Lokasi Loa Kulu yang strategis sebagai wilayah perlintasan dan pusat pekerja perusahaan, disinyalir menjadi sasaran empuk para bandar narkotika.
Kepala Desa Loa Kulu Kota, Mohammad Rizali, mengungkapkan keprihatinannya terhadap maraknya penyalahgunaan narkoba yang menyasar usia produktif. Terbaru, pada Rabu malam (11/2/2026), upaya pemantauan membuahkan hasil dengan diamankannya pelaku penyalahgunaan narkoba di wilayah tersebut.
“Beberapa hari lalu kami mendapat informasi pengungkapan. Polsek Loa Kulu bergerak dan Alhamdulillah dapat. Fokus kami adalah melindungi generasi penerus dari bahaya miras dan narkoba,” tegas Rizali, Kamis (12/2/2026).
Bandar Sasar Perusahaan
Rizali membeberkan bahwa banyaknya perusahaan di wilayah Loa Kulu menjadi daya tarik bagi para pengedar untuk menyasar para pekerja maupun pemuda setempat.
Sasaran: Rata-rata yang diamankan adalah usia produktif yang memiliki ketergantungan zat adiktif.
Faktor Risiko: Mobilitas tinggi sebagai jalur perlintasan antarwilayah.
Tindakan: Pengawasan ketat di titik-titik kumpul pekerja dan area rawan transaksi.
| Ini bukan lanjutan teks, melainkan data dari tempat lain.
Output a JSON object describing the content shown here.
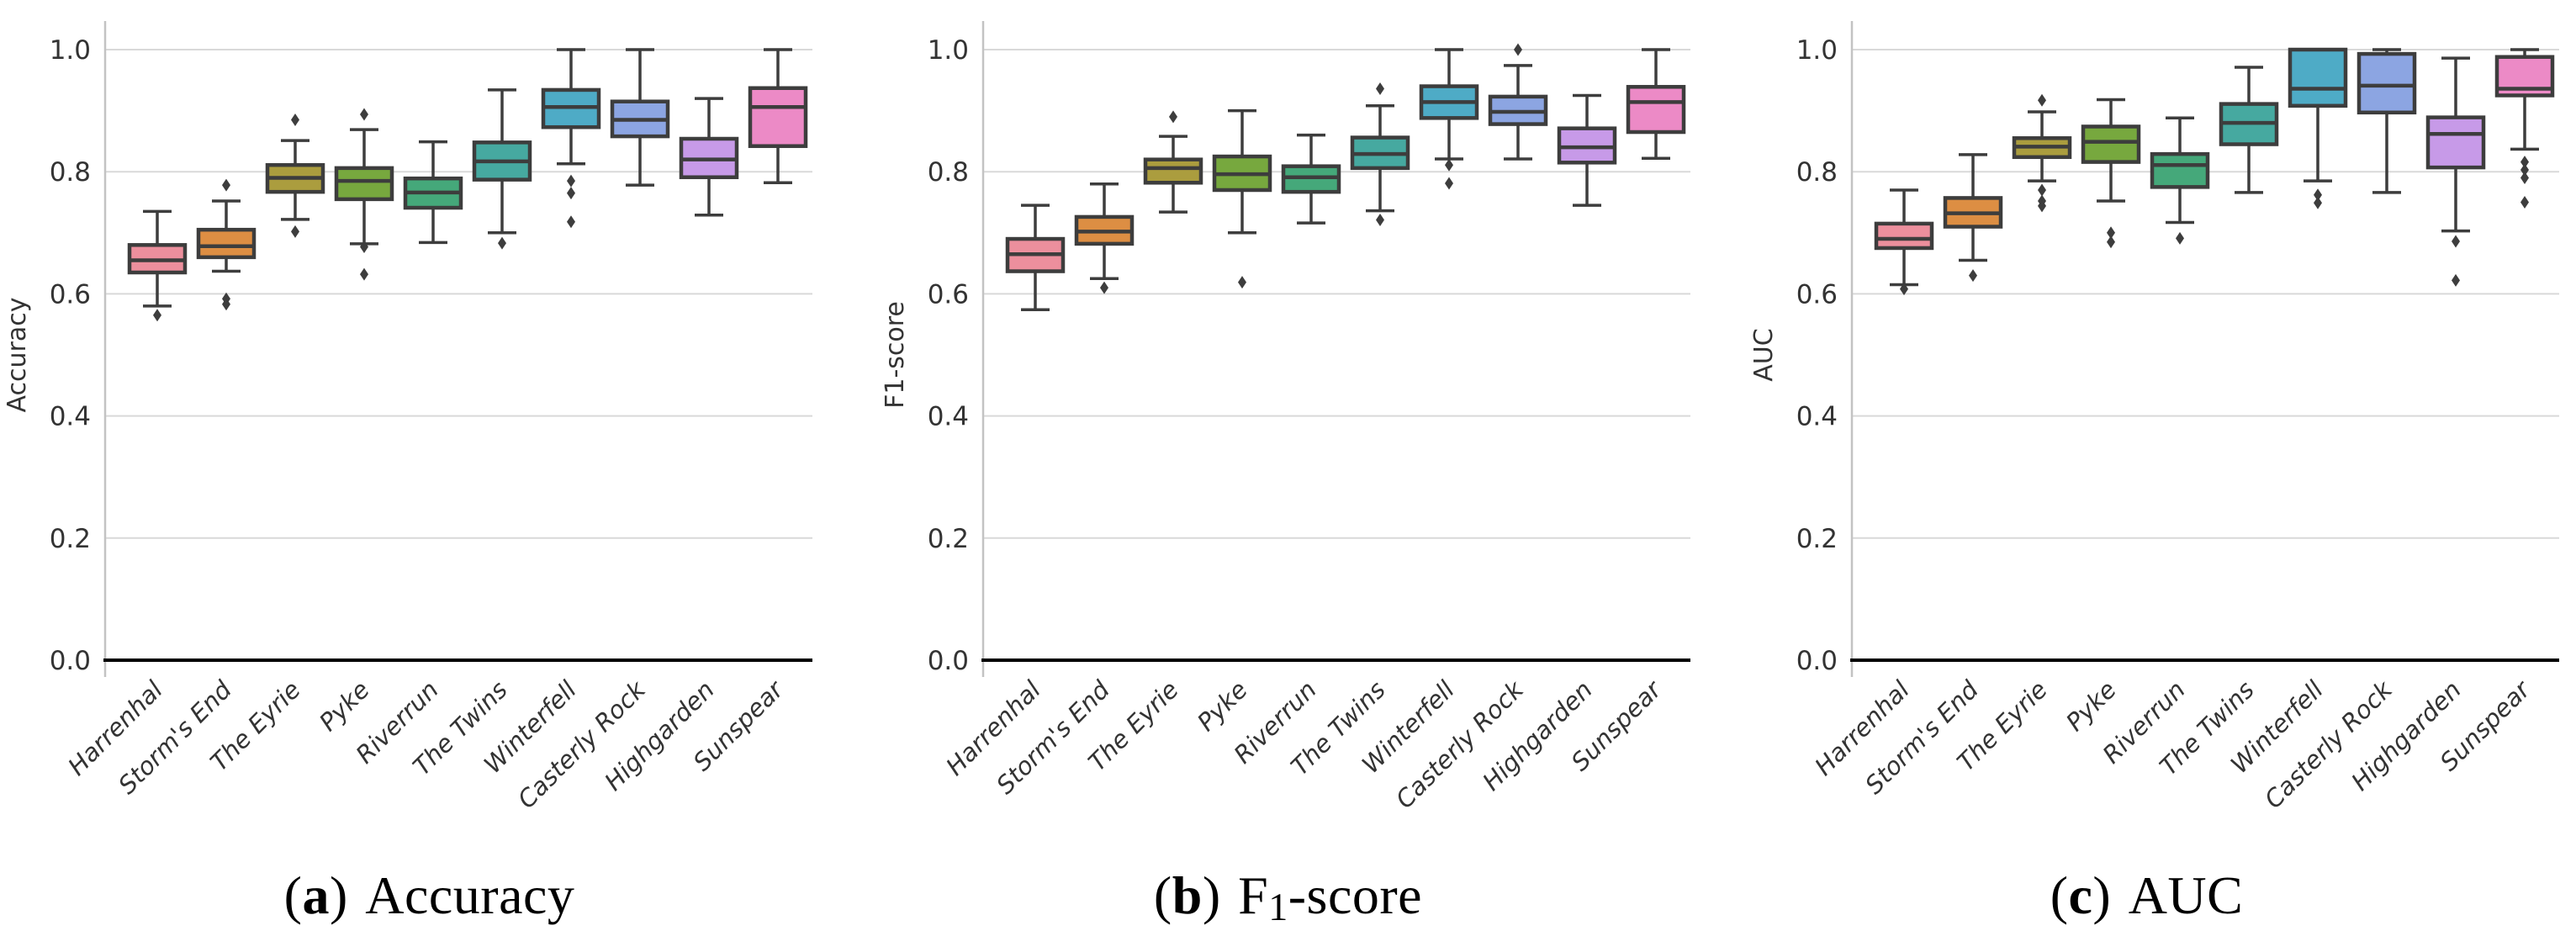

“Saya akan gunakan kewenangan saya untuk melindungi masyarakat. Apakah keberadaan banyak perusahaan membuat bandar tertarik? Itu tetap dalam pantauan kami secara intensif,” tambahnya.
Senada dengan pemerintah desa, Kapolsek Loa Kulu, AKP Hari Supranoto, memastikan pihaknya akan meningkatkan intensitas pengamanan, terutama mengantisipasi aksi balapan liar dan gangguan kamtibmas lainnya selama bulan Ramadan.
“Kami bersepakat agar umat Islam bisa menjalankan ibadah dengan khusyuk. Kami hadir untuk memastikan itu semua lancar melalui patroli di jam-jam rawan,” ujar Hari.
Pihak Polsek Loa Kulu akan melakukan penertiban terhadap segala bentuk kegiatan masyarakat yang berpotensi memicu keributan atau mengganggu kenyamanan beribadah.
Meski berdasarkan data tahun lalu kondisi di Loa Kulu masih terkendali, Hari menegaskan tidak akan kendor dalam melakukan pengawasan.